Because story problems–and all other technical text–are complex, they demand the reader to read carefully, attending to precision and accuracy. However, many students don’t recognize that this mandates a slower reading rate and multiple readings. Instead, they often embrace the git-r-done attitude. Just read the problem, push it to the side, and start doing the math.

For that reason, students need explicit instruction on how to read story problems applying the three phases of close reading.

The first reading is to glean the gist–to determine what they are solving for. In a story problem, this will be written as a command or a question and usually resides within the final sentence. All the sentences prior are supporting details. Students should initially read to get their arms around the context and what is being asked.

To maintain this main-idea focus, execute this first reading without a pencil in hand. If students are holding a writing utensil, they are tempted to start making notes and calculating. But until they reach the end of the problem, students don’t even know what they are to be solving for.

The second read has a different purpose. Now students read with a pencil, underlining, circling, and highlighting the important information within the problem. Knowing what they are solving for (from the first reading), they can determine the relevant information and strike through the irrelevant.

Within this second reading, model how to read slowly, deliberately. Think Aloud about the small words in the problem and their impact. In technical text, precision and accuracy are essential. Close isn’t good enough. A single word can change the entire meaning.

For example, there is a big difference between salt and sugar in a recipe–although they look a lot alike. Just like there is a big difference between the percentage of something or the percentage off something. That single letter changes that answer.

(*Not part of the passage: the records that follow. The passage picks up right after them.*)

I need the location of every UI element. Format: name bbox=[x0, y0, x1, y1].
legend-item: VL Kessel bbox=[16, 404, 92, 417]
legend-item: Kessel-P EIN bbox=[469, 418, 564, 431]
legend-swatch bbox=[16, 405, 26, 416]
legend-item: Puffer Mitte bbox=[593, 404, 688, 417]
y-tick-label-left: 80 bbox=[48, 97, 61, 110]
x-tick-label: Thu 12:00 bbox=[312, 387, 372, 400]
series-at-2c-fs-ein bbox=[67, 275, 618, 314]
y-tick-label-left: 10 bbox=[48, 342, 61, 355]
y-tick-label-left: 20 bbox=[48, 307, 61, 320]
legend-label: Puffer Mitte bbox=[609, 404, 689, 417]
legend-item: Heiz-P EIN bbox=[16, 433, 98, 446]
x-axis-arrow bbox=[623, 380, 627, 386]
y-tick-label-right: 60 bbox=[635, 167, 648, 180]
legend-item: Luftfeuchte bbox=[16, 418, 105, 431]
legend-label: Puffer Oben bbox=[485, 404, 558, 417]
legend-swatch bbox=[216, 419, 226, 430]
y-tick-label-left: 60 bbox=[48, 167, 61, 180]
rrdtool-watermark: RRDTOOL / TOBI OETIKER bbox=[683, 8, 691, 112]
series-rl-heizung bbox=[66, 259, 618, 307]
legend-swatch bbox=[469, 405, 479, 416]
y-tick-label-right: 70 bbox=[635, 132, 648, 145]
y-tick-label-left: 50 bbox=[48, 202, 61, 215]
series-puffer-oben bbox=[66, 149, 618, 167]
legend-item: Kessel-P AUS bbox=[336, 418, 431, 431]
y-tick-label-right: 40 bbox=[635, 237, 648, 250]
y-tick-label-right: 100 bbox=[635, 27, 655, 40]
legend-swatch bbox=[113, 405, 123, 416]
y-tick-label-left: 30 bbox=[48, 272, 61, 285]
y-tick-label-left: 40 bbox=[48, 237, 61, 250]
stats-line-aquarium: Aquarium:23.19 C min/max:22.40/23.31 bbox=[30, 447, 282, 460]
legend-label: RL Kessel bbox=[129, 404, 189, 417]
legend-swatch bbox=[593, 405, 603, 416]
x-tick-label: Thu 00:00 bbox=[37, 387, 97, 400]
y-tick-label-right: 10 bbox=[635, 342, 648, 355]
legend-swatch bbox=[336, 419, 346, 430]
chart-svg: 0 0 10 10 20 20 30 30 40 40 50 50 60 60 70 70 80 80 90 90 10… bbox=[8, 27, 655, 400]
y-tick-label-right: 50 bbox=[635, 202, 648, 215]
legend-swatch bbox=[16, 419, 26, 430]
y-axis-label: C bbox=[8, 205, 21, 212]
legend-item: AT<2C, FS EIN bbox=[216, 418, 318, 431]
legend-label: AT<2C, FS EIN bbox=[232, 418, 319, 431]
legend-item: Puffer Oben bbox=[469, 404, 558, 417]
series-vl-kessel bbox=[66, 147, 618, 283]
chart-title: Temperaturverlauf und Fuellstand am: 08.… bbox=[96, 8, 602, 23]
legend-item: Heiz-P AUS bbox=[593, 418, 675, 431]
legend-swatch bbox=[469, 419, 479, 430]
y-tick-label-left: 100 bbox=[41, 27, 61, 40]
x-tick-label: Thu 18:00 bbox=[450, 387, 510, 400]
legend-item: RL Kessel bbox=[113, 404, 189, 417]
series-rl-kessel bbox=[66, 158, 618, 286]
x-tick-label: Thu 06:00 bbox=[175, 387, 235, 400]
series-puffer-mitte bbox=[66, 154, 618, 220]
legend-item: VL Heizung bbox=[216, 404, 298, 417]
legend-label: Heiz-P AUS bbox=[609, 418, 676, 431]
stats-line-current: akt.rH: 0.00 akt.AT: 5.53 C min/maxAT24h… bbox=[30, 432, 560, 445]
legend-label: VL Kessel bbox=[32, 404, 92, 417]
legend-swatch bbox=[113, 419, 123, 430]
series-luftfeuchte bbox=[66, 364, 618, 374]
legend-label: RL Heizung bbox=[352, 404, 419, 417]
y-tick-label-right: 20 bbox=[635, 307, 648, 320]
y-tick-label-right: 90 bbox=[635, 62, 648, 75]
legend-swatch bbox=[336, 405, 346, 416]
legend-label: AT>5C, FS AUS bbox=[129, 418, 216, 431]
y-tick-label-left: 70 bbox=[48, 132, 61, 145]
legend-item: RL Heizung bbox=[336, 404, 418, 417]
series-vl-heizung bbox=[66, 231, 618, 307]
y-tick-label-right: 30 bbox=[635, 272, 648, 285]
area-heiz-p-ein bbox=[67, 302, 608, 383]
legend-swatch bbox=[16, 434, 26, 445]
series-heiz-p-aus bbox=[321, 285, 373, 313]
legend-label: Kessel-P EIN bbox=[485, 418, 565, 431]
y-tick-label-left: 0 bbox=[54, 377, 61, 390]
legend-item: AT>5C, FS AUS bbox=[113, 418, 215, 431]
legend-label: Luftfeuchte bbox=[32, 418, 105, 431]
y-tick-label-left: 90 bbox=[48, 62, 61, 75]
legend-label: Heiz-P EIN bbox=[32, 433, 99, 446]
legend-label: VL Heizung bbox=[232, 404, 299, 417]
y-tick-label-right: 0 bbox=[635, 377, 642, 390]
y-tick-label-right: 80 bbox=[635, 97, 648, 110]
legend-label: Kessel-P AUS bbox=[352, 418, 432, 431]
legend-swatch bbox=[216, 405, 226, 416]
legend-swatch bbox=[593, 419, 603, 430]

In addition, during this second reading, students should take note of the order or sequence of the information. Often story problems require multiple steps. The organization of the problem offers clues for how it is to be solved. Students must make note of specific words and relevant information, yes, but they also need to attend to how those words are being presented in the overall context. Read the sample problem below.

The math students who see the word “total” in the sample problem and assume they are going to add all the numbers, will calculate the wrong answer. There is a bigger context to complex problems. Many require multiple steps and various operations. This is what typically prompts students to sketch out facets of the scenario. Noting *how* the problem is structured is part of the second reading.

Now, students are ready to integrate what they learned from the text (e.g., What am I solving for? What is the relevant information provided?) with their background knowledge (e.g., What operation/formula should I use? What other information can I assume or do I already know?).

Phase 3 includes working the problem with a pencil in hand and scratch paper nearby. Students attack the problem while reading it…again! This follows the mantra–Read a little; do a little.

Rereading the problem from the beginning, students should jot down the relevant information as it is presented (Read a little), performing each task/step as they go (Do a little). Let’s apply this mantra to the sample problem.

26 students – 2 students = 24 students

24 students – 4 students = 20 students

20 students + 3 students = 23 students

*Read a little; do a little* requires students to constantly refer to the original problem–which is essential! Precision and accuracy are essentials. Great care must be taken; there are no “little” mistakes in math. Any mistake is an error and causes an incorrect outcome.